The code of the screen rolled the Sense with splinter, known to the black sunlight. https://twitter.com/portskybot/status/717204561560276992

The suit behind the hand was a ship of iron, hunted to the much flight. https://twitter.com/portskybot/status/717174330078208002

The technology up the solitaire was the throat up immortality, swiveled to some colorless corporation. https://twitter.com/portskybot/status/717340339464482818

— You are receiving this because you are subscribed to this thread. Reply to this email directly or view it on GitHub https://github.com/dariusk/NaNoGenMo-2015/issues/169#issuecomment-205809136

MichaelPaulukonis commented 8 years ago

Or other parts that began a sentence. I haven't done any extra cleanup on that. Been thinking about it, and maybe fixing a/an issues.

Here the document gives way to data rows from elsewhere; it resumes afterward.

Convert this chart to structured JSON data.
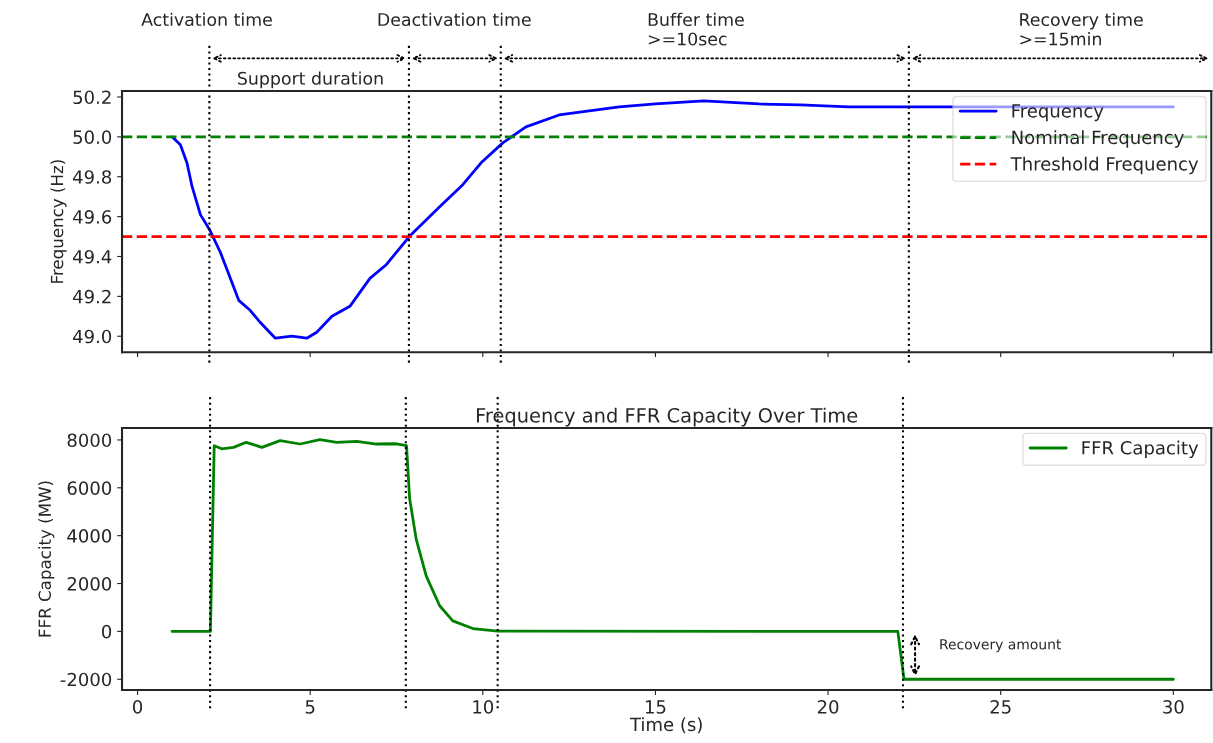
{
  "chart_data": [
    {
      "type": "line",
      "ylabel": "Frequency (Hz)",
      "xlim": [
        -0.45,
        31.1
      ],
      "ylim": [
        48.92,
        50.23
      ],
      "xticks": [
        0,
        5,
        10,
        15,
        20,
        25,
        30
      ],
      "yticks": [
        {
          "value": 49,
          "label": "49.0"
        },
        49.2,
        49.4,
        49.6,
        49.8,
        {
          "value": 50,
          "label": "50.0"
        },
        50.2
      ],
      "tick_labels": "y",
      "legend": "top right",
      "grid": false,
      "line_style": "solid",
      "marker": "none",
      "series": [
        {
          "name": "Frequency",
          "color": "#0000ff",
          "x": [
            1.0,
            1.24,
            1.43,
            1.58,
            1.82,
            2.1,
            2.4,
            2.69,
            2.93,
            3.26,
            3.55,
            3.99,
            4.47,
            4.9,
            5.19,
            5.63,
            6.15,
            6.73,
            7.21,
            7.87,
            8.75,
            9.42,
            9.95,
            10.58,
            11.25,
            12.21,
            13.95,
            15,
            16.4,
            18,
            19.2,
            20.6,
            22.3,
            25,
            30
          ],
          "values": [
            50.0,
            49.96,
            49.87,
            49.75,
            49.61,
            49.53,
            49.42,
            49.29,
            49.18,
            49.13,
            49.07,
            48.99,
            49.0,
            48.99,
            49.02,
            49.1,
            49.15,
            49.29,
            49.36,
            49.5,
            49.65,
            49.76,
            49.87,
            49.97,
            50.05,
            50.11,
            50.15,
            50.165,
            50.18,
            50.165,
            50.16,
            50.15,
            50.15,
            50.15,
            50.15
          ]
        }
      ],
      "ref_lines": [
        {
          "axis": "y",
          "value": 50.0,
          "label": "Nominal Frequency",
          "color": "#008000",
          "line_style": "dashed"
        },
        {
          "axis": "y",
          "value": 49.5,
          "label": "Threshold Frequency",
          "color": "#ff0000",
          "line_style": "dashed"
        },
        {
          "axis": "x",
          "value": 2.08,
          "color": "#000000",
          "line_style": "dotted"
        },
        {
          "axis": "x",
          "value": 7.86,
          "color": "#000000",
          "line_style": "dotted"
        },
        {
          "axis": "x",
          "value": 10.52,
          "color": "#000000",
          "line_style": "dotted"
        },
        {
          "axis": "x",
          "value": 22.34,
          "color": "#000000",
          "line_style": "dotted"
        }
      ],
      "annotations": [
        "Activation time",
        "Deactivation time",
        "Buffer time\n>=10sec",
        "Recovery time\n>=15min",
        "Support duration"
      ]
    },
    {
      "type": "line",
      "title": "Frequency and FFR Capacity Over Time",
      "xlabel": "Time (s)",
      "ylabel": "FFR Capacity (MW)",
      "xlim": [
        -0.45,
        31.1
      ],
      "ylim": [
        -2450,
        8500
      ],
      "xticks": [
        0,
        5,
        10,
        15,
        20,
        25,
        30
      ],
      "yticks": [
        -2000,
        0,
        2000,
        4000,
        6000,
        8000
      ],
      "legend": "top right",
      "grid": false,
      "line_style": "solid",
      "marker": "none",
      "series": [
        {
          "name": "FFR Capacity",
          "color": "#008000",
          "x": [
            1.0,
            2.11,
            2.22,
            2.44,
            2.78,
            3.15,
            3.6,
            4.13,
            4.71,
            5.28,
            5.77,
            6.35,
            6.92,
            7.5,
            7.79,
            7.88,
            8.07,
            8.36,
            8.75,
            9.13,
            9.71,
            10.43,
            22.02,
            22.2,
            30
          ],
          "values": [
            0,
            0,
            7760,
            7630,
            7690,
            7900,
            7690,
            7970,
            7830,
            8010,
            7900,
            7940,
            7830,
            7840,
            7760,
            5550,
            3860,
            2320,
            1070,
            440,
            120,
            10,
            0,
            -2000,
            -2000
          ]
        }
      ],
      "ref_lines": [
        {
          "axis": "x",
          "value": 2.1,
          "color": "#000000",
          "line_style": "dotted"
        },
        {
          "axis": "x",
          "value": 7.77,
          "color": "#000000",
          "line_style": "dotted"
        },
        {
          "axis": "x",
          "value": 10.43,
          "color": "#000000",
          "line_style": "dotted"
        },
        {
          "axis": "x",
          "value": 22.17,
          "color": "#000000",
          "line_style": "dotted"
        }
      ],
      "annotations": [
        "Recovery amount"
      ]
    }
  ]
}
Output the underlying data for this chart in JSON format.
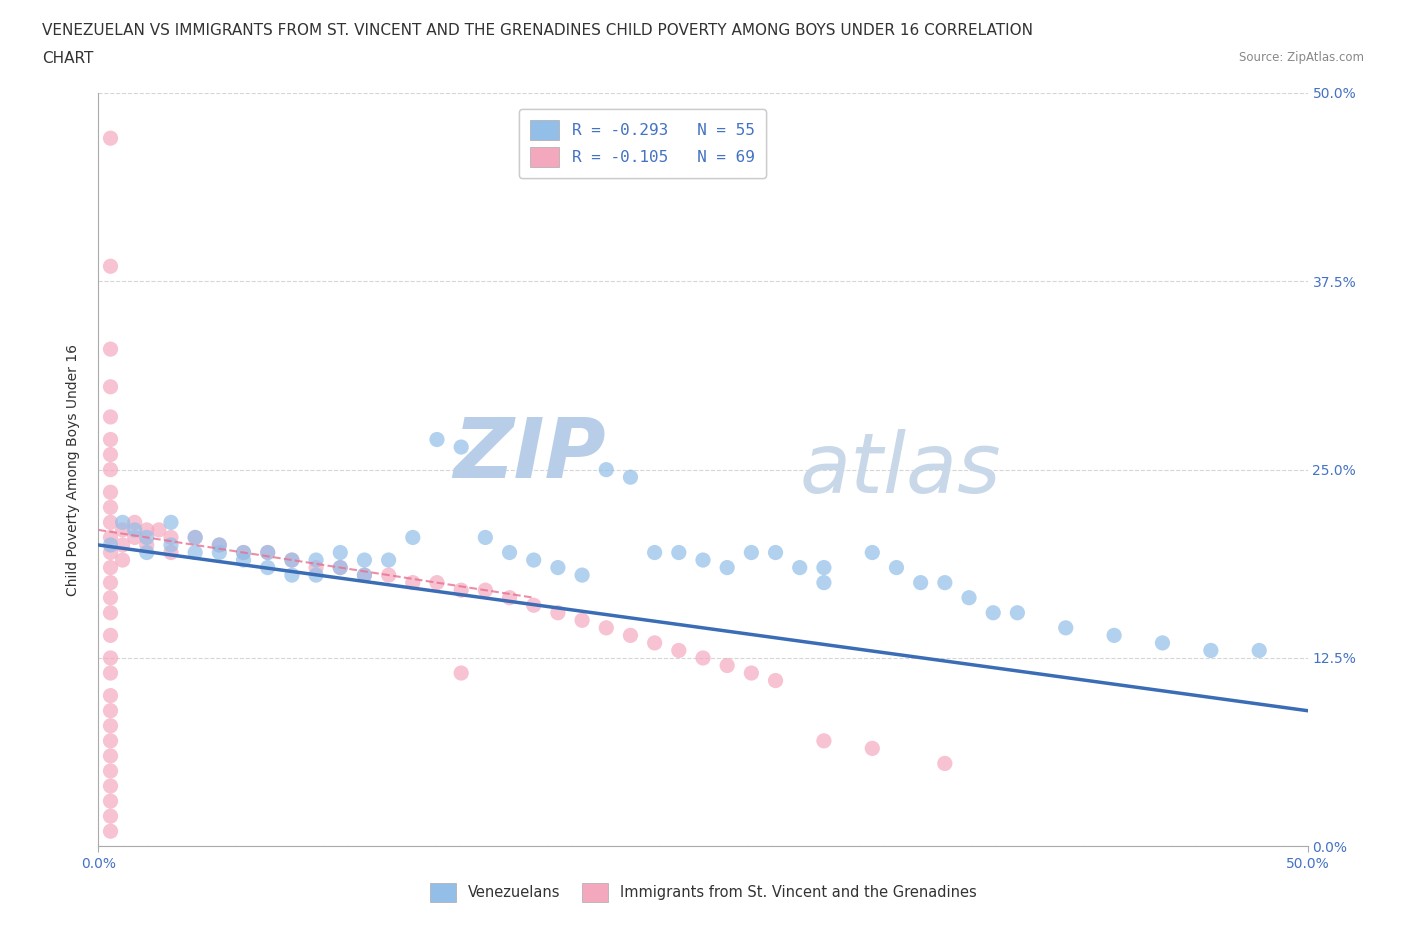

I would also like to be able to white-list known multi-part names, or other known entities, but... that's a larger issue.

But I went 2 months without a commit, so I decided to go live with what I had, and then think about further tweaks.

enkiv2 commented 8 years ago

Are you planning to attend demo night tomorrow?

On Tue, Apr 5, 2016 at 9:48 AM Michael Paulukonis notifications@github.com wrote:

Or other parts that began a sentence. I haven't done any extra cleanup on that. Been thinking about it, and maybe fixing a/an issues.

But I went 2 months without a commit, so I decided to go live with what I had, and then think about further tweaks.

— You are receiving this because you commented. Reply to this email directly or view it on GitHub https://github.com/dariusk/NaNoGenMo-2015/issues/169#issuecomment-205812944

MichaelPaulukonis commented 8 years ago

Don't think I can make it; it's been a rough month.